For this study, no such distinction has been made, since the purpose is to search for other differences.

4.3 Corpus-based discourse studies

The combination of CDA and corpus analysis has now been established enough as a research

field (whether it is otherwise called corpus-based or corpus-assisted) to receive its own

acronym, CADS (Corpus-Assisted Discourse Studies, Törnberg & Törnberg 2016, 404). To

create a non-biased, methodical, systematic result out of something that could otherwise have

been very vague (Franklin 2017), a corpus-based discourse analysis is used in this study. In his

book on using corpora for gender studies, in particular, Baker states (2014, 13) that, despite the

methodology being well established, few researchers seem to combine a CDA analysis on

gender with quantitative corpus analysis. Such a method does, however, give a broader view of

the subject and the research, making it easier to issur a more general scientific statement about

the language in use in the media – in this case, the Czech media. Baker also notes (idem

2014, 90) that gender representation from a large corpus is a way around some issues with

(9)

interpreting the results – since the analysis gives a cumulative picture of views concerning gendered categories in the society at issue.

4.3.1 Corpus-based discourse studies on reporting verbs

There are only a few previous studies on the combination of gender, corpus analysis and

reporting verbs. Caldas-Coulthard (1995) does an analysis of who is “given voice” and how this is reported in three newspapers from the United Kingdom. In that study, the English material consists of 200 news “narratives” from ten days in 1992, excluding such topics as sports, debates and interviews. That study is qualitative and its material is carefully chosen to be as gender-neutral as possible. Caldas-Coulthard concludes (1995, 230) that utterances are interpreted and re-interpreted until they eventually end up in a newspaper article, but what the readers see in print (on paper or digitally) is what reflects structures and systems and may be incorporated into their own discourse. Caldas-Coulthard’s study, although it is not quantitative, also concludes that men are quoted eight times more often than women (idem 1995, 235). It would have been interesting to see her conclusions about the differences in reporting verbs backed up by figures, since her results could possibly be verified using a larger corpus material and method.
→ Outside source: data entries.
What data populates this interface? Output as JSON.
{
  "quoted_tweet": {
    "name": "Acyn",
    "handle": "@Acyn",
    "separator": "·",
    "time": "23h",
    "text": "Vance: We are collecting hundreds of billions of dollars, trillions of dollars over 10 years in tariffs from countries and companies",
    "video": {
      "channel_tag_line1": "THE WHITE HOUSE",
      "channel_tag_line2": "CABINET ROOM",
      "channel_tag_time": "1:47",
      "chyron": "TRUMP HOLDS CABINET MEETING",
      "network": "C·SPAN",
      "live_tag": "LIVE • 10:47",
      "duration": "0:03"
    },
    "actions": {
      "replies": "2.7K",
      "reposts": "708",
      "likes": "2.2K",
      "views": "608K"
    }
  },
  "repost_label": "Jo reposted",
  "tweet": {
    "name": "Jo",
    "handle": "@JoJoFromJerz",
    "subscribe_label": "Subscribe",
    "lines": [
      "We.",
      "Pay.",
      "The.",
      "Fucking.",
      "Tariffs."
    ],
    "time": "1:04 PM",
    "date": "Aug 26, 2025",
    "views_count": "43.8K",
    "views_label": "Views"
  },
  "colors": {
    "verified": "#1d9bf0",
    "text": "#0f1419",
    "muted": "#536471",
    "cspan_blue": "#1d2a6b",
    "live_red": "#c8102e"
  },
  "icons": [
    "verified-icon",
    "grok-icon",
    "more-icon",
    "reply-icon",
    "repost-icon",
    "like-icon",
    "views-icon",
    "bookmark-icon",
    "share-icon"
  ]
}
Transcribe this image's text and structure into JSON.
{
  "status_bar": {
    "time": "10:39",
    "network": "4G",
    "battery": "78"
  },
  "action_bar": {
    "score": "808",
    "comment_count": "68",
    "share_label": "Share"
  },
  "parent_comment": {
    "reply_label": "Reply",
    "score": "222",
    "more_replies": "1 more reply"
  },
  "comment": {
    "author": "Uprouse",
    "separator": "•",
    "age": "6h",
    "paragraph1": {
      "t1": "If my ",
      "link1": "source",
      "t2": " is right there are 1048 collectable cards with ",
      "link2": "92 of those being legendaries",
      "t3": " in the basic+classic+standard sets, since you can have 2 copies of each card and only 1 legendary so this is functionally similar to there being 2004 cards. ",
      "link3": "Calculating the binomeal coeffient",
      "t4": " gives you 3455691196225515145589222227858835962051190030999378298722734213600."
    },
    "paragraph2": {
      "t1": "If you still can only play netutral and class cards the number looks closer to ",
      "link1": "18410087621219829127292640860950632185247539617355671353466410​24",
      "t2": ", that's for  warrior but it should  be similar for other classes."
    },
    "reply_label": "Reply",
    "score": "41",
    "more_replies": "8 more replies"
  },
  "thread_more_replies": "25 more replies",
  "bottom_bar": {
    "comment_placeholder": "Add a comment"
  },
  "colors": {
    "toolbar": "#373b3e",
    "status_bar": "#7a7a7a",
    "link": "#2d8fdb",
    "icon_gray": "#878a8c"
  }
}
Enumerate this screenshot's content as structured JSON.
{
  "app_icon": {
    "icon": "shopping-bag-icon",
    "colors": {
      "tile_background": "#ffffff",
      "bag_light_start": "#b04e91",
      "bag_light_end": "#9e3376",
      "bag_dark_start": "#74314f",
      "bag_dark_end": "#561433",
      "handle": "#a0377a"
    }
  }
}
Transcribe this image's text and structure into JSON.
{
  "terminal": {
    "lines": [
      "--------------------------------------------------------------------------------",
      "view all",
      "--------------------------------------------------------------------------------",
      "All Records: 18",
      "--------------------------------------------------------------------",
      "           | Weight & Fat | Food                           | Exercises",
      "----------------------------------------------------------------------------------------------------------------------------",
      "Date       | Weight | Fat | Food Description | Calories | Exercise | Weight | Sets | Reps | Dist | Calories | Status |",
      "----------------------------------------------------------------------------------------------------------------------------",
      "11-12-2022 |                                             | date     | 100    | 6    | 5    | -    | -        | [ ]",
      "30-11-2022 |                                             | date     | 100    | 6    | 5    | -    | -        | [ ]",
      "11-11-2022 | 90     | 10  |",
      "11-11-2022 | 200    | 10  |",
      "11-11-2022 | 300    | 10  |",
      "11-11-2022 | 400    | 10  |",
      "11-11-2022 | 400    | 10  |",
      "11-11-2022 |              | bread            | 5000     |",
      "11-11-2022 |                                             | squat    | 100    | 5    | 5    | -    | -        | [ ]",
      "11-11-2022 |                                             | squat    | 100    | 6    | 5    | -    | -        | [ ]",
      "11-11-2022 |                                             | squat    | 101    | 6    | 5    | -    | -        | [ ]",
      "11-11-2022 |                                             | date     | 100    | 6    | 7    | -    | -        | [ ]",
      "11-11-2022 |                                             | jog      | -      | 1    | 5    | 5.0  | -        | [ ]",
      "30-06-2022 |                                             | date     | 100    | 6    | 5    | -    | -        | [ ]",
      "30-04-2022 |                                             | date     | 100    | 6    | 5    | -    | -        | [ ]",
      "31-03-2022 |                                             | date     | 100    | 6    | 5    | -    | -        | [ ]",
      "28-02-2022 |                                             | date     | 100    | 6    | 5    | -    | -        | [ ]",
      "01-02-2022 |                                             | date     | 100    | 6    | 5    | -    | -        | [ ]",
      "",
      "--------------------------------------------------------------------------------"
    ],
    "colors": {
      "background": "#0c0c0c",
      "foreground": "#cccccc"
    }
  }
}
A more recent combination of CDA and reporting verbs analysis is made in Gidengil & Everitt

(2003). They conduct a qualitative study on the case of Canadian, female politicians depicted in

TV and newspapers through 885 instances of reporting verbs (idem 2003, 217). The examples

they discuss are all active and strong narratives, something that is considered typical for

masculine politicians (idem 2003, 210). The authors differentiate between reported speech and

reports on speech (idem 2003, 216), something that is not considered in this analysis, since, in

Czech, the representation of the professional woman or man is gendered, either way. Their

categorisation was studied manually, by letting 242 students evaluate their verbs according to a

Positive/Negative scale of five. In addition, they measured how aggressive the students found

the reported speaker without the students knowing whether the speaker was female or male.

(10)

Their tables also show how the students reacted to the reporting verbs categorised as aggressive.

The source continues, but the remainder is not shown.